Englander tiene al hijo de la pareja estadounidense, Trevor (el encantador Gabriel Howell, evitando claramente el cliché privilegiado del fumeta adolescente en el que el personaje podría caer fácilmente) como una especie de maestro de ceremonias lacónico, orquestando la acción, anunciando los cambios de escena y, en general, observando a las personas mayores. comportarse como idiotas. Es persuasiva la sensación de que la generación más joven está más preocupada por los cambios ambientales cataclísmicos en el planeta que por la procedencia del Estado de Israel, expresada en un discurso lleno de ira que podría parecer torpe si Howell no lo pronunciara de manera tan convincente.
La escena final proporciona una auténtica catarsis cuando el cuarteto interpreta una variante autoflagelante de Verdad o Reto, cada uno haciéndose pasar por la adolescente Ana Frank pidiendo ser escondida y salvada del peligro, mientras los otros tres tienen que responder honestamente si son o no. Te ayudaré y por qué. En esta etapa, estamos tan interesados en los personajes que se convierte en algo que te mantiene al borde del asiento. Es difícil olvidar la mirada en los ojos llenos de lágrimas de Shoshana de Myer-Bennett mientras negocia con su esposo el derecho a reconectarse con su hijo perdido, o la forma en que las parejas, a pesar de todas sus disputas, cierran filas ante los malestares y desaires percibidos. Hay una conclusión de baile extrañamente conmovedora a medio camino entre una evasión dramática y la sugerencia de una comunidad de alegría y dolor entre el pueblo judío.

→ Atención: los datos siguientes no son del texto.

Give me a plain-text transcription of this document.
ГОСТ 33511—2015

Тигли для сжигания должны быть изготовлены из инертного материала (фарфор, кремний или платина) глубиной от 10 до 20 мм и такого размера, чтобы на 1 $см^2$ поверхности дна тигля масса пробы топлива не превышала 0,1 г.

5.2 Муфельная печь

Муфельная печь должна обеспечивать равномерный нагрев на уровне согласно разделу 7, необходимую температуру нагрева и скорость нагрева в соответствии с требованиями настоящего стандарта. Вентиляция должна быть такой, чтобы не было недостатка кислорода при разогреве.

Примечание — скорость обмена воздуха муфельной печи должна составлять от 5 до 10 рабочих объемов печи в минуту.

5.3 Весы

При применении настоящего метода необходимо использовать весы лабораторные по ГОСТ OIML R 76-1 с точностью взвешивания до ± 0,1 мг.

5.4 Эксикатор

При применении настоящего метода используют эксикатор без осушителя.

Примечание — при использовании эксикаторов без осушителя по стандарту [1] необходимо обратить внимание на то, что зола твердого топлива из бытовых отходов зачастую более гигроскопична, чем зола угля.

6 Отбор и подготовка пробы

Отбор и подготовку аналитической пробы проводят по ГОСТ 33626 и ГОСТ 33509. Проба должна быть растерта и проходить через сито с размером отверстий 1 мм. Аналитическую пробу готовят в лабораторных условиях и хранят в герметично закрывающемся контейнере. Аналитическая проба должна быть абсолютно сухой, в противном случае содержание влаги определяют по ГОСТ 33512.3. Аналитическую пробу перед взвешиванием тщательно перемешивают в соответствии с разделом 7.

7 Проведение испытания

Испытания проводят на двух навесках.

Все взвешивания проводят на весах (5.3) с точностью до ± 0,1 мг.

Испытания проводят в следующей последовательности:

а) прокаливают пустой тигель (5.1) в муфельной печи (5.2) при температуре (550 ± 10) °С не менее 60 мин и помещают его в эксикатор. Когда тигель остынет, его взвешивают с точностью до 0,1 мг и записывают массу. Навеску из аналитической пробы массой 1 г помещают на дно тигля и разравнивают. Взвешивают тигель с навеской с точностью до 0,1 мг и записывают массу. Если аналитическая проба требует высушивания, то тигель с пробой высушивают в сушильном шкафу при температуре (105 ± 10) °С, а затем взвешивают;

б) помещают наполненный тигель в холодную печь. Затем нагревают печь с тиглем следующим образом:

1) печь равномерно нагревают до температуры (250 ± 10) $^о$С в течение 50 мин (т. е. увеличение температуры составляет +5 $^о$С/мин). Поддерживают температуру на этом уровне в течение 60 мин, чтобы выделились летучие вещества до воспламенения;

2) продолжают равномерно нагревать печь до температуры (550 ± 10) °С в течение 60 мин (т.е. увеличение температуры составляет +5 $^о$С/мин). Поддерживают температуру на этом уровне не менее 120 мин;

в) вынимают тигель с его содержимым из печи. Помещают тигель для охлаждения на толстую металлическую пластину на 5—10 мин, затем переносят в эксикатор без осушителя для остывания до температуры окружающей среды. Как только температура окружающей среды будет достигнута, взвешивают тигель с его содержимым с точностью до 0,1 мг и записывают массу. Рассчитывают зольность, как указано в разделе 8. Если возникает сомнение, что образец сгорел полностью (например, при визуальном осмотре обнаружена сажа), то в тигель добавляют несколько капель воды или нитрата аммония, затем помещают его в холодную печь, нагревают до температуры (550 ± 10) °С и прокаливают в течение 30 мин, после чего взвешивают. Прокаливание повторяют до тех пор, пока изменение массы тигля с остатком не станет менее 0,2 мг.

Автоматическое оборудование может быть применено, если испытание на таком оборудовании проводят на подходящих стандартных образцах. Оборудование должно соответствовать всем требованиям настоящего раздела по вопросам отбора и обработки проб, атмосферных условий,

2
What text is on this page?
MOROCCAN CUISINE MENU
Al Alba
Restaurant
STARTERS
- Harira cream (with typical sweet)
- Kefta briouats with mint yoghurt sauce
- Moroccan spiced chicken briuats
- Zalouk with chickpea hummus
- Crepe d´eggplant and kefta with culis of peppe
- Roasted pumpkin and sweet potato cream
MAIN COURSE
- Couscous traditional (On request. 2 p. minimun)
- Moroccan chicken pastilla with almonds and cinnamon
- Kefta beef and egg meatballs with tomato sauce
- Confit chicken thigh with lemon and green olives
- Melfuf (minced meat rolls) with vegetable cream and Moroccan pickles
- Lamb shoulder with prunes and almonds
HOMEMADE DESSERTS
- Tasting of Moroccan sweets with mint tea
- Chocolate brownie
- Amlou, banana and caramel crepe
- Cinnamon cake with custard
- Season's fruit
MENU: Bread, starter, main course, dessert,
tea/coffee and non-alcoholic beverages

El ritmo de Marber y el manejo vertiginoso del diálogo a veces se sienten obstaculizados por el juego de cocina extrañamente estático de Anna Fleischle que hace que las líneas de visión sean problemáticas a menos que estés sentado en el centro, pero esta es sin lugar a dudas una noche de fiesta inquietante pero muy agradable. Teniendo en cuenta los acontecimientos del año pasado, existe la sensación persistente de que se trata esencialmente de personas con derecho a gritarse entre sí, aunque de forma muy entretenida, durante un par de horas, mientras que en el mundo real, el número de cadáveres de inocentes aumenta cada vez más. Pero es el tipo de obra en la que estarás pensando y hablando después del telón final, y teatro para provocar las conversaciones que necesitamos tener ahora mismo.